When to use the mentor flow vs the context lookups:

• For info about an app, prefer the context lookups. Lightweight, structured, no OML download. Only fall back to mentor when context can't answer (deep OML internals, logic flow traversal).
• For edits, the mentor flow is the only path.
• Reuse the same session across follow-up turns in one task; the server-side OML and tool history stay loaded.
• Start a fresh session (start a run without mentor_session_*) when: (a) mentor hallucinates entities/actions that don't exist; (b) you switch to an unrelated task on the same app; or (c) prior turns left the OML in a bad state.
• If mentor refuses or returns empty, rephrase with concrete keys and a smaller scope before retrying.
• For required fields, ask mentor to set IsMandatory=True on the input widget and leave the label text bare — the platform paints a single red * after the label automatically. Don't ask mentor to put a literal * in Label.Text; it renders black, theme-blind, and stacks with the platform asterisk.

Context Service visibility (owned_only)

The context lookups index by visibility, not ownership: app-scoped queries return owned rows plus rows inherited from referenced libraries (OutSystemsUI, Charts, etc.). Each row carries isReferenced and producerAssetKey/producerAssetName. owned_only defaults to true when app is set, false tenant-wide; pass owned_only: false with app to keep inherited rows.

Workflows

Describe an existing app (no OML needed):

1. If you only have a name, search the apps for it, or pass the name directly to app on the context lookups and let it resolve.
2. Run the per-type context lookups in parallel — screens for the UI surface, entities for the data model, actions for logic, roles for security — plus the app's references for dependencies on other modules / external libraries.
3. Synthesize into the user-facing explanation.

Edit an existing app and ship it:

1. First turn: start a mentor run with the app_key and your prompt (e.g. "Add a due date field to Task").

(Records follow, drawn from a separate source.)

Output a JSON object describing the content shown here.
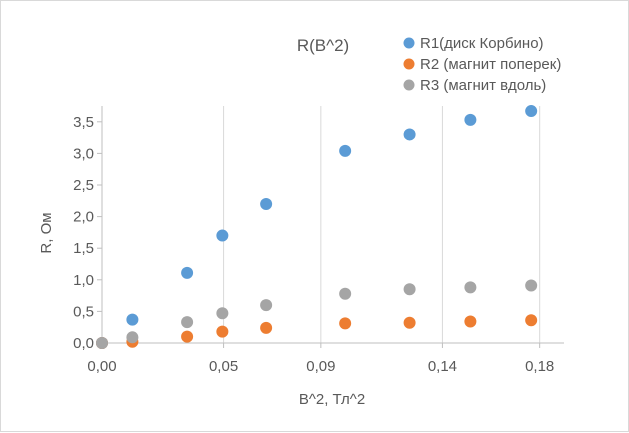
{
  "chart_data": {
    "type": "scatter",
    "title": "R(B^2)",
    "xlabel": "B^2, Тл^2",
    "ylabel": "R, Ом",
    "xlim": [
      0.0,
      0.19
    ],
    "ylim": [
      0.0,
      3.75
    ],
    "xticks": [
      0.0,
      0.05,
      0.09,
      0.14,
      0.18
    ],
    "xtick_labels": [
      "0,00",
      "0,05",
      "0,09",
      "0,14",
      "0,18"
    ],
    "yticks": [
      0.0,
      0.5,
      1.0,
      1.5,
      2.0,
      2.5,
      3.0,
      3.5
    ],
    "ytick_labels": [
      "0,0",
      "0,5",
      "1,0",
      "1,5",
      "2,0",
      "2,5",
      "3,0",
      "3,5"
    ],
    "grid": "vertical",
    "legend_position": "top-right",
    "series": [
      {
        "name": "R1(диск Корбино)",
        "color": "#5b9bd5",
        "x": [
          0.0,
          0.0125,
          0.035,
          0.0495,
          0.0675,
          0.1,
          0.1265,
          0.1515,
          0.1765
        ],
        "y": [
          0.0,
          0.37,
          1.11,
          1.7,
          2.2,
          3.04,
          3.3,
          3.53,
          3.67
        ]
      },
      {
        "name": "R2 (магнит поперек)",
        "color": "#ed7d31",
        "x": [
          0.0,
          0.0125,
          0.035,
          0.0495,
          0.0675,
          0.1,
          0.1265,
          0.1515,
          0.1765
        ],
        "y": [
          0.0,
          0.02,
          0.1,
          0.18,
          0.24,
          0.31,
          0.32,
          0.34,
          0.36
        ]
      },
      {
        "name": "R3 (магнит вдоль)",
        "color": "#a5a5a5",
        "x": [
          0.0,
          0.0125,
          0.035,
          0.0495,
          0.0675,
          0.1,
          0.1265,
          0.1515,
          0.1765
        ],
        "y": [
          0.0,
          0.09,
          0.33,
          0.47,
          0.6,
          0.78,
          0.85,
          0.88,
          0.91
        ]
      }
    ]
  }
}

It returns a runId; poll the run with its cursor until terminal, then pull mentor_session_id + mentor_session_token out of the result.
2. Optional follow-up turns: start another run passing mentor_session_id + mentor_session_token and your next prompt, and poll the same way. Each terminal result returns a fresh token; use the newest one next.
3. Publish the edited OML with mentor_session_id + mentor_session_token + env_key; it returns a publication id.
4. Poll the publication status until terminal. Pull the publication logs for messages on failure.

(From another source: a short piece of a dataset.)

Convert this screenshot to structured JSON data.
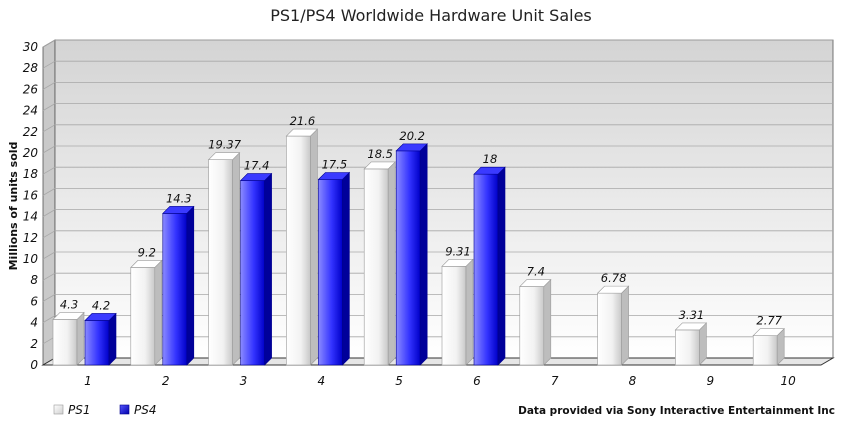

Promote a build across environments:

1. Start a deployment with the asset key, the target env_key, and from_env for the source (or pin with build_key + revision); it returns an operation key.
2. Poll the deployment status until terminal.
3. On failure: pull the deployment messages for diagnostics.

Publish a new external library:

1. Build a .NET 8 lib with [OSInterface(Name = "<UniqueName>")] (reusing a name produces a new revision, not a fresh asset). dotnet publish -c Release, zip the .dll + .deps.json at the zip root (no nested folder). Base64-encode the zip.
2. Upload the library with zip_b64 and auto_publish: true; it returns an operation key.
3. Poll the external-library status until Published. On validation failure, pull the operation logs.

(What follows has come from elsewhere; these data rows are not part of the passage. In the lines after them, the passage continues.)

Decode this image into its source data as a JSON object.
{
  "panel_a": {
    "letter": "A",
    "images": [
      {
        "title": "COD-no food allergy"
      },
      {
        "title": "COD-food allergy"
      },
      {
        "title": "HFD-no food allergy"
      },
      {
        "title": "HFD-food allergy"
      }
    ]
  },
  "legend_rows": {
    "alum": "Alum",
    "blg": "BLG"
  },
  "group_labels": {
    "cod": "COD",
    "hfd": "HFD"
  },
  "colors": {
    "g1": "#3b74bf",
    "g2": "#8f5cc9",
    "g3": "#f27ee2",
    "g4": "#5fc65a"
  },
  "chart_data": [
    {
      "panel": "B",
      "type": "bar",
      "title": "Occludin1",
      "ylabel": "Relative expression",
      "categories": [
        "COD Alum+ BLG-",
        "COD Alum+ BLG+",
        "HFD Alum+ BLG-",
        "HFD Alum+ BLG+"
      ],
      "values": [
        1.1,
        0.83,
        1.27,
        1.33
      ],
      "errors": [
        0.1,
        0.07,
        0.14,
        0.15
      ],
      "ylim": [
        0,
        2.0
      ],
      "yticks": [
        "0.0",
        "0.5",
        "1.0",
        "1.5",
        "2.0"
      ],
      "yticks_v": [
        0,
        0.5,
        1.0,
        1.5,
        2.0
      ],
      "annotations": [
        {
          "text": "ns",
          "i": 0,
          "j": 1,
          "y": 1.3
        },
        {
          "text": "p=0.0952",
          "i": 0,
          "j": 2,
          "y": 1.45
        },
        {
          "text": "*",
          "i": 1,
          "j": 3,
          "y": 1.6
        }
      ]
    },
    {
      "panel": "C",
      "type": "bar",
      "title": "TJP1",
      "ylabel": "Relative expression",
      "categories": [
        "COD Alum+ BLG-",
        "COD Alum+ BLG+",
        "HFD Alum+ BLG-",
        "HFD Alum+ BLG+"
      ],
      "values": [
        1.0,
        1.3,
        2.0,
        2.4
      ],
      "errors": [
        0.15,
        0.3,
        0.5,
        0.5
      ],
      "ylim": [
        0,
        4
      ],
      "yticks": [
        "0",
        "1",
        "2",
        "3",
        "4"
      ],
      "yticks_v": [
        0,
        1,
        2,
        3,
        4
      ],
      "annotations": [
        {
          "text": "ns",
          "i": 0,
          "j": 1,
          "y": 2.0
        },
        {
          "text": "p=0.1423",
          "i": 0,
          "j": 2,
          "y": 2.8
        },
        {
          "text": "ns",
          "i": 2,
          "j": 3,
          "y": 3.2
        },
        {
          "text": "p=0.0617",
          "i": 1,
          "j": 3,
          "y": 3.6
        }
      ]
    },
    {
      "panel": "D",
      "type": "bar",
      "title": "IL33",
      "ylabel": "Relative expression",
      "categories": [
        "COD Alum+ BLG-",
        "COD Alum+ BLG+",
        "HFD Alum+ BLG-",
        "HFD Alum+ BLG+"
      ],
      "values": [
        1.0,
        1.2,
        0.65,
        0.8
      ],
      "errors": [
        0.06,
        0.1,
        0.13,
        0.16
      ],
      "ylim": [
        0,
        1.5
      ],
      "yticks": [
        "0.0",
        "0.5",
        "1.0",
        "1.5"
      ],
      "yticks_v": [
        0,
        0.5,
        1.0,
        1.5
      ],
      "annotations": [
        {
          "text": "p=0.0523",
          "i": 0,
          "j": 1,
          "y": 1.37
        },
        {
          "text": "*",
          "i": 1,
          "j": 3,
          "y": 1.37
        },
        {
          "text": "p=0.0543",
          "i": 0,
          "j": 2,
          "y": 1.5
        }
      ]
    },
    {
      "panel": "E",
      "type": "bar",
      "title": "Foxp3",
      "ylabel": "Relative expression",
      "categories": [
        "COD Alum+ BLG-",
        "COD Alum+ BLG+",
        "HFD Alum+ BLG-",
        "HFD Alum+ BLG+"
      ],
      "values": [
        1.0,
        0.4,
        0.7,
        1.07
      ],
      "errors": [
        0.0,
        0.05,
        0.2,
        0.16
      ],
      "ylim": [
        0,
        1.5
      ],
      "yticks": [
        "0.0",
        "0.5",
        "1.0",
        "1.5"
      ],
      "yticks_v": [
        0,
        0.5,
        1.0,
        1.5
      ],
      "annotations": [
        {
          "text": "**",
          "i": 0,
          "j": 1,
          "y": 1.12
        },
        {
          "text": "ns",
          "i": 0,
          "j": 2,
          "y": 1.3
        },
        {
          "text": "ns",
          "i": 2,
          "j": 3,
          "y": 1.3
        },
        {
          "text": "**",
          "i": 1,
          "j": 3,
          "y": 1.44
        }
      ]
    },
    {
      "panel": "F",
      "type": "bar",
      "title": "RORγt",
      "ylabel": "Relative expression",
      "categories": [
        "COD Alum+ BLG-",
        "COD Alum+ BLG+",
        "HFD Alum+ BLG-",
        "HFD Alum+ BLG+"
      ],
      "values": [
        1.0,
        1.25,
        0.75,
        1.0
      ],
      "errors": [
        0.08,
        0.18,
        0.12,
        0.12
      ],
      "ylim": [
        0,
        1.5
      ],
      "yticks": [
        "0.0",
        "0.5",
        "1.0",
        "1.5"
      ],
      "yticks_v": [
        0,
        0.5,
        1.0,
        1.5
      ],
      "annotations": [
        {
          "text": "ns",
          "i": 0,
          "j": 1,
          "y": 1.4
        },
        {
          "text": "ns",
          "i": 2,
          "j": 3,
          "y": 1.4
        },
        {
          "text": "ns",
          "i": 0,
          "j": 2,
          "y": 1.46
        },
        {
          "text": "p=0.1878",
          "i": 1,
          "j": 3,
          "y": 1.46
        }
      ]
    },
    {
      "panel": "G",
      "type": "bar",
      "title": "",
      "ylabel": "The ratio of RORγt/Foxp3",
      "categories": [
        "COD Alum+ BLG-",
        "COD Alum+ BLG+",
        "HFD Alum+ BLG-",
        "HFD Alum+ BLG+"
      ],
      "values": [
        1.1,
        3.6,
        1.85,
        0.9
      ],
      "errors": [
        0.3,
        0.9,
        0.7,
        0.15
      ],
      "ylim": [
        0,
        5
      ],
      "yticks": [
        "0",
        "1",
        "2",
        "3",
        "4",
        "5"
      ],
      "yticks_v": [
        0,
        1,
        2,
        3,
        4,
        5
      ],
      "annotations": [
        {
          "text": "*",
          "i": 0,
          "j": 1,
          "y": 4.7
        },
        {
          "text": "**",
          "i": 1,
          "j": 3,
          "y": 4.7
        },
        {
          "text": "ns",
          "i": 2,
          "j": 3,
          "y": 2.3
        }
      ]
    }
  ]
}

Reference an external library from an app:

• Just ask mentor: start a run with the app_key and a prompt like "Use the action from in .", then poll the run as usual.

Run a deployment-impact analysis:

1. Start the impact analysis with the asset key and env_key; it returns an analysis id.
2. Poll the impact-analysis status until terminal, passing kind: "deployment". Use kind: "deletion" instead when you started the analysis with delete: true.